In professional tests, traditional windshield wipers — the kind with a rubber blade attached to an external frame — easily hold their own against the pricier beam wiper blades. However, these tests were done in a lab with simulated rain, rather than on the road, where the biggest problem that plagues windshield wipers tends to be ice and snow buildup. Testers at TheWirecutter.com find that in real-world driving, beam blades are far better at staying clog free in a snowstorm. So if you drive often in freezing weather, it's probably worth spending more on a set of winter wiper blades. If rain is all you have to deal with, however, cheap windshield wipers will serve you just as well at less cost.
Of the cheap windshield wipers on the market, none gets better reviews overall than the Valeo 600 (Est. $12).
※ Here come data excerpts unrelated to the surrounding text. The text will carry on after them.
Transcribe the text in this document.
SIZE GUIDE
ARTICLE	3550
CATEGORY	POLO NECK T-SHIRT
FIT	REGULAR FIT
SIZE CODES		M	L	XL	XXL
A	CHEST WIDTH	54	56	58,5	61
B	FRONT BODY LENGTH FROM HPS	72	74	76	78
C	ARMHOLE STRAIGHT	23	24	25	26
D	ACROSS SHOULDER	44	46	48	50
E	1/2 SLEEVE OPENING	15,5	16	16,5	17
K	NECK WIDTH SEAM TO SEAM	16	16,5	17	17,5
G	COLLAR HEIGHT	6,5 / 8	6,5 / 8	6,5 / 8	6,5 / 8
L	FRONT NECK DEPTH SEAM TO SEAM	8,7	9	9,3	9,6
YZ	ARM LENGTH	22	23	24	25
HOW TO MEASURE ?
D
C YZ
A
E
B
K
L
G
In one professional test, it literally cleans up, out-wiping every other blade. It does an excellent job fresh out of the package, and even after six months of real-world wear and tear on testers' cars, it's still holding its own against wiper blades that cost nearly twice as much. It does well in user reviews, too, earning an overall rating of 4 stars out of 5 from more than 950 owners at Amazon.com.
There's nothing fancy about these wiper blades: The Valeo 600 has a traditional metal bracket, holding a synthetic-rubber blade with a natural-rubber wiping edge. A special coating protects the Valeo 600 from UV rays, dirt, ozone and fluids that can deteriorate windshield wipers. The wipers also come with a pre-installed "universal adapter" for easy installation, but not all users are impressed with it. At Amazon.com, some owners complain that the Valeo 600 wiper blades didn't come with the necessary adapters to fit their cars.
Feedback indicates that the Valeo 600 performs well in rainy weather, though its traditional bracket design has a tendency to clog up in snow. Owners say it's whisper-quiet, too. You can expect a good six months out of these Valeo wiper blades, about the same as most other windshield wipers -- but plenty of owners say the Valeo 600 lasts longer than that. In a long-term test conducted by TheWirecutter.com, drivers in a variety of climates, "from sunnier regions like Hawaii to rainier and more temperate regions such as the northeast," consistently said they got 9 to 12 months of use out of these wiper blades. Several owners at Amazon.com also say they got a full year of service out of this Valeo wiper blade model.
If price is your absolute top priority, you can also get decent performance with the even cheaper Anco 31 (Est. $18). It performs nearly as well as the Valeo 600 in professional tests, both when new and at the six-month mark. Owners like it, too, awarding it 4 stars out of 5 overall in more than 1,500 reviews at Amazon.com.
The Anco 31's design is even more basic than the Valeo 600's. It has a traditional bracket-style assembly, with a blade made from an "exclusive rubber compound" (Anco doesn't say whether it's natural rubber or synthetic) and no special coating. It works with five major types of windshield wiper connectors, and most Amazon reviewers say it's easy to install. However, a significant number of owners — particularly drivers of Hondas and Acuras — say they couldn't get the Anco 31 to fit their cars.
Most owners are impressed with the Anco 31's performance, at least in rain. However, a sizable minority complain that the blade streaks, smears or misses big chunks of their windshield. The Anco's other weak point is durability. Though most owners managed to get the expected six months of wear out of these cheap wiper blades, some complain that they literally fell to pieces within two or three months.